Apesar de já existir muito material, além de vários cursos de aperfeiçoamento e material disponibilizado pelas próprias entidades de classe, vamos tratar mais um pouquinho sobre a Lei 12.973/2014, especialmente sobre a adoção inicial, pois inda há confusão entre adoção à Lei 12.973 e adoção ás normas IFRS. Ou seja, alguns profissionais ainda imaginam que a adoção ao IFRS para PME (NBC TG 1000- resol. CFC 1.255/2009) seria o mesmo que a adoção à Lei 12973/2014, o que é um engano.

A adoção ao IFRS quer tenha ocorrido em 2010, 2011 ou em outro exercício foi um fato, que exigiu o levantamento de um balanço de abertura (se não existia contabilidade) ou um balanço de transição, identificando as diferenças geradas pela adoção do padrão internacional de contabilidade. Ocorre que, se, por exemplo, ao adotar o IFRS a organização aplicou o custo atribuído em seus ativos, gerando assim um valor diferente ao bem/direito daquele valor quando a contabilidade estava baseada apenas em BRGAAP, essa diferença, sendo positiva foi contabilizada a débito da conta do ativo que representa o bem/direito e a crédito de uma conta do patrimônio líquido (Ajuste de Avaliação Patrimonial, por exemplo). Ao adotar a Lei 12.973, a entidade deverá identificar esse valor, efetuar um lançamento expurgando-o da conta de ativo e reclassificá-lo para uma sub-conta, do contrário, esse valor poderá ser tributado pelo Imposto de Renda e Contribuição Social.

 

Art. 66.  Para fins do disposto no art. 64, a diferença positiva, verificada em 31 de dezembro de 2013, para os optantes conforme o art. 75, ou em 31 de dezembro de 2014, para os não optantes, entre o valor de ativo mensurado de acordo com as disposições da Lei no 6.404, de 15 de dezembro de 1976, e o valor mensurado pelos métodos e critérios vigentes em 31 de dezembro de 2007, deve ser adicionada na determinação do lucro real e da base de cálculo da CSLL em janeiro de 2014, para os optantes conforme o art. 75, ou em janeiro de 2015, para os não optantes, salvo se o contribuinte evidenciar contabilmente essa diferença em subconta vinculada ao ativo, para ser adicionada à medida de sua realização, inclusive mediante depreciação, amortização, exaustão, alienação ou baixa.

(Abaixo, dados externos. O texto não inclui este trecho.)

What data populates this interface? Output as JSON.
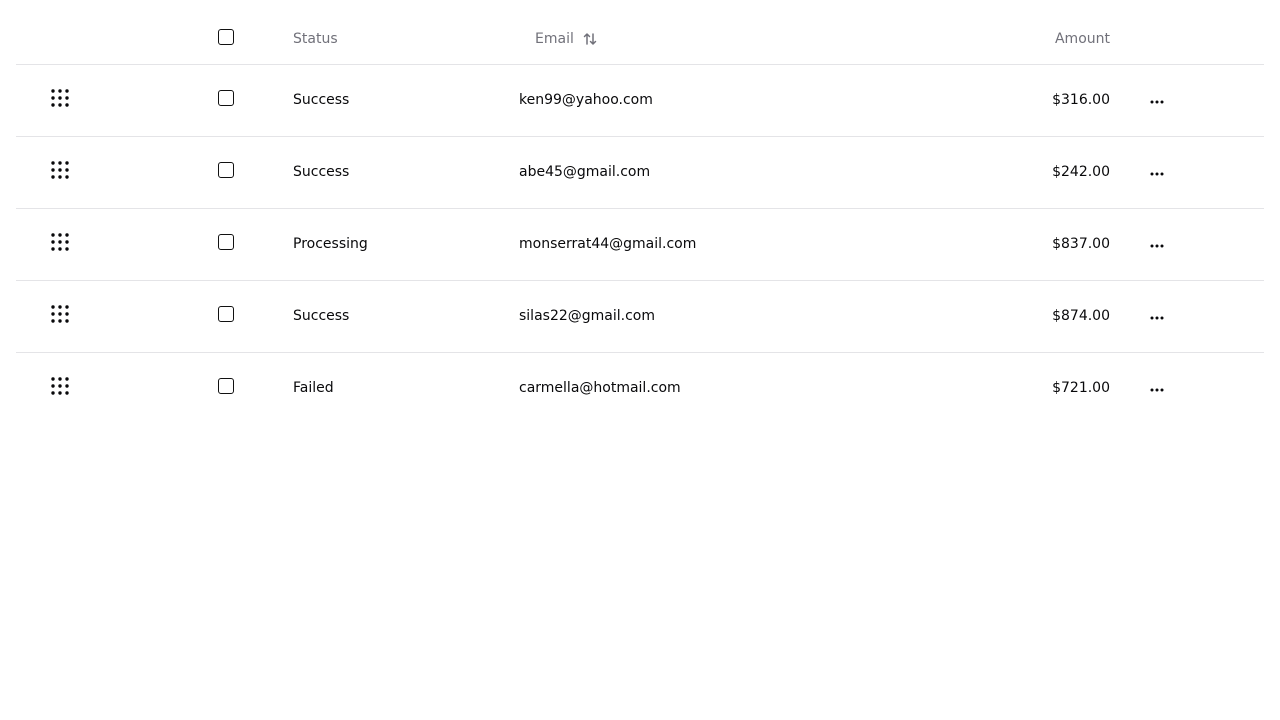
{
  "table": {
    "headers": {
      "status": "Status",
      "email": "Email",
      "amount": "Amount"
    },
    "sort_icon": "arrow-up-down-icon",
    "row_icons": {
      "drag": "grip-icon",
      "actions": "more-horizontal-icon"
    },
    "rows": [
      {
        "status": "Success",
        "email": "ken99@yahoo.com",
        "amount": "$316.00"
      },
      {
        "status": "Success",
        "email": "abe45@gmail.com",
        "amount": "$242.00"
      },
      {
        "status": "Processing",
        "email": "monserrat44@gmail.com",
        "amount": "$837.00"
      },
      {
        "status": "Success",
        "email": "silas22@gmail.com",
        "amount": "$874.00"
      },
      {
        "status": "Failed",
        "email": "carmella@hotmail.com",
        "amount": "$721.00"
      }
    ]
  }
}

Disponível em :http://www.planalto.gov.br/ccivil_03/_ato2011-2014/2014/Lei/L12973.htm , consultado em 05/07/2015.

 

Alguns colegas me perguntam então se estamos falando de duas adoções, e a minha resposta é “sim”, são duas adoções. A primeira adoção refere-se à aceitação e formalização das IFRS`s (CPC´s) que foi (ou é) um processo completo, que inclui o balanço de abertura/transição, declaração de conformidade e notas explicativas, além do conjunto de demonstrações. Já a adoção à Lei 12.973, que na prática é o tratamento fiscal às normas contábeis é uma outra situação; embora acredito que seja produtivo informar em nota explicativa, até por conta da movimentação nas sub-contas, porém, em termos de valores/resultados, para quem já apresentava o FCONT, demonstrações não sofrerão impactos (em valores), exceto se não observar o disposto na legislação (como a utilização das sub-contas, por exemplo).

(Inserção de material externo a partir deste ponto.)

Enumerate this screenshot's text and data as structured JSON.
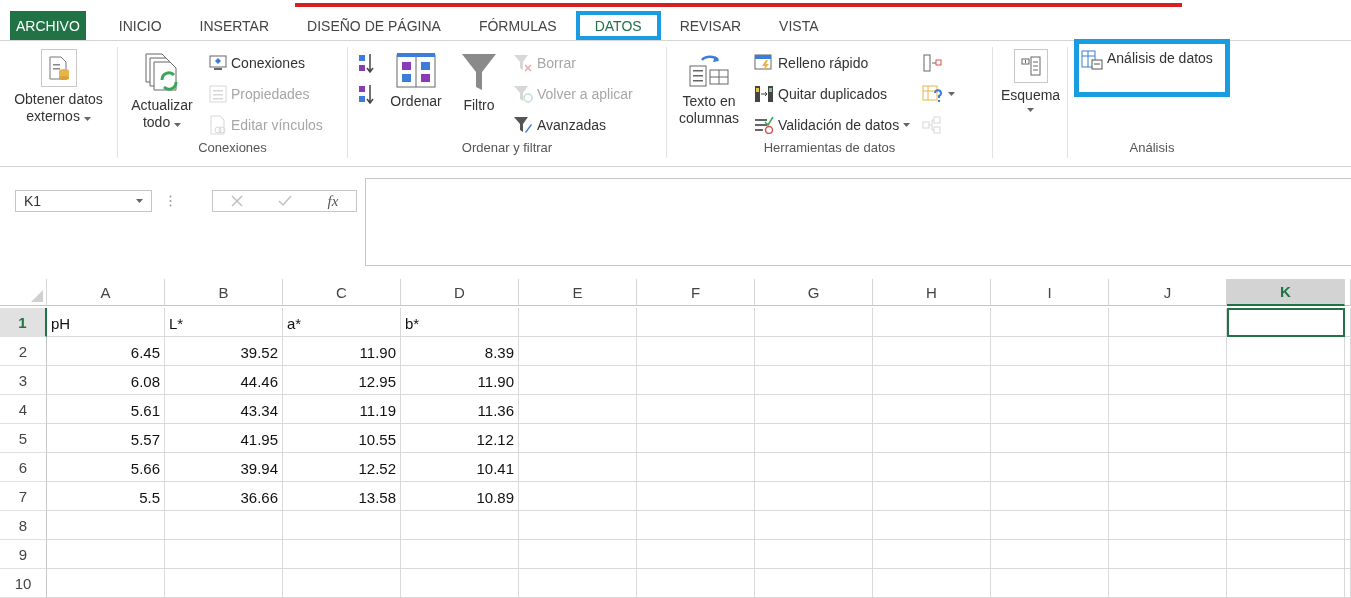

Se a organização ainda não tinha adotado os CPC´s/IFRS, praticamente deverá fazer concomitante a adoção ao IFRS e Lei 12.973/2014.

Existe uma grande preocupação, especialmente pelos contadores em relação à adoção das IFRS´s para as pequenas e médias empresas, exatamente pelo emprego das novas ferramentas e conceitos, como valor presente, valor justo, impairment, e por aí vai. Ocorre que, no caso das pequenas e médias empresas, a ITG 1000- resol. CFC 1.418/2012 traz várias dispensas para as empresas que trata especialmente às micro e pequenas empresas, de forma que o conjunto de demonstrações, por exemplo, resume-se à Balanço/DRE acompanhado das notas explicativas.

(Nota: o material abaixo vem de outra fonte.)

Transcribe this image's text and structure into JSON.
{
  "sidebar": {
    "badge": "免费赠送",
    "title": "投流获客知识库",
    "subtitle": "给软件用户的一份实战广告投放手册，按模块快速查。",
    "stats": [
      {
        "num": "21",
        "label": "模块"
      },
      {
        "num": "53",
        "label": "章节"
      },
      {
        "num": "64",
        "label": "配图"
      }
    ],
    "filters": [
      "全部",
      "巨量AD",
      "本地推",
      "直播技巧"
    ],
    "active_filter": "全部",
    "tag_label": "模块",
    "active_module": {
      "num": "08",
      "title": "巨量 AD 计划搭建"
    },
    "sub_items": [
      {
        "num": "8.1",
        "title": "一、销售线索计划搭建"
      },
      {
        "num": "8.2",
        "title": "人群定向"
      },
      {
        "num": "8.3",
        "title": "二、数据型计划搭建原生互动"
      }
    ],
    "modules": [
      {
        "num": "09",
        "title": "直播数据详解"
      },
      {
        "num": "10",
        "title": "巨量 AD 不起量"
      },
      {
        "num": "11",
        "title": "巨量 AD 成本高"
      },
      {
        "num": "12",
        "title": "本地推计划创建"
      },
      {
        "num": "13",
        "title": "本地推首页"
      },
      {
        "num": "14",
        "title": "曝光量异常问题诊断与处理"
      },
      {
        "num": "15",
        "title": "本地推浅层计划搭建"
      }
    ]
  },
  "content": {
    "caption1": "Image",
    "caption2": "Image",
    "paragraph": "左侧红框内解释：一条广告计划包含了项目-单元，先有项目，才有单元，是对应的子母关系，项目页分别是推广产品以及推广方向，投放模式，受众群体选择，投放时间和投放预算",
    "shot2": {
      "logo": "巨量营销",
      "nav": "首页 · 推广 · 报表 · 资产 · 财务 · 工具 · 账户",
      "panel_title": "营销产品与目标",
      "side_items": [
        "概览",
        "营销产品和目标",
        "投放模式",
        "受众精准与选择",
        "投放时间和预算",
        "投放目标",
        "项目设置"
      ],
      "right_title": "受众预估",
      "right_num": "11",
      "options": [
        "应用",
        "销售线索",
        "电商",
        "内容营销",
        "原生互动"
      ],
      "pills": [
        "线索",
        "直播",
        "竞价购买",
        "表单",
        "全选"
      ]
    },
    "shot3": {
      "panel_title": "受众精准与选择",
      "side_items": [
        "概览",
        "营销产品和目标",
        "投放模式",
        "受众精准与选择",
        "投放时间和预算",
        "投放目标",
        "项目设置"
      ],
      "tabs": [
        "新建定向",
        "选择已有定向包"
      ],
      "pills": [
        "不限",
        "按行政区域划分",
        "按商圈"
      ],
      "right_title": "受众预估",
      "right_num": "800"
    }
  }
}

Segundo a Resolução CFC 1374/2011, é preciso verificar se o custo para gerar a informação contábil é compatível com o benefício que a mesma (informação) pode proporcionar, portanto, uma breve leitura das resoluções 1.418/2012 e 1.255/2009 pode ajudar a elucidar algumas das dúvidas que têm tirado o sono de alguns contabilistas, e quanto à adoção à Lei 12.973,essa deve ser feita com muita atenção, especialmente aos que já adotaram as IFRS´s, especialmente por conta da taxação dos ajustes promovidos com o fim de atenderem as IFRS´s, se não forem reclassificados em sub-contas que deverão ser identificadas na ECF (Escrituração Contábil Fiscal).

 

Disponível em :http://www.planalto.gov.br/ccivil_03/_ato2011-2014/2014/Lei/L12973.htm , consultado em 05/07/2015.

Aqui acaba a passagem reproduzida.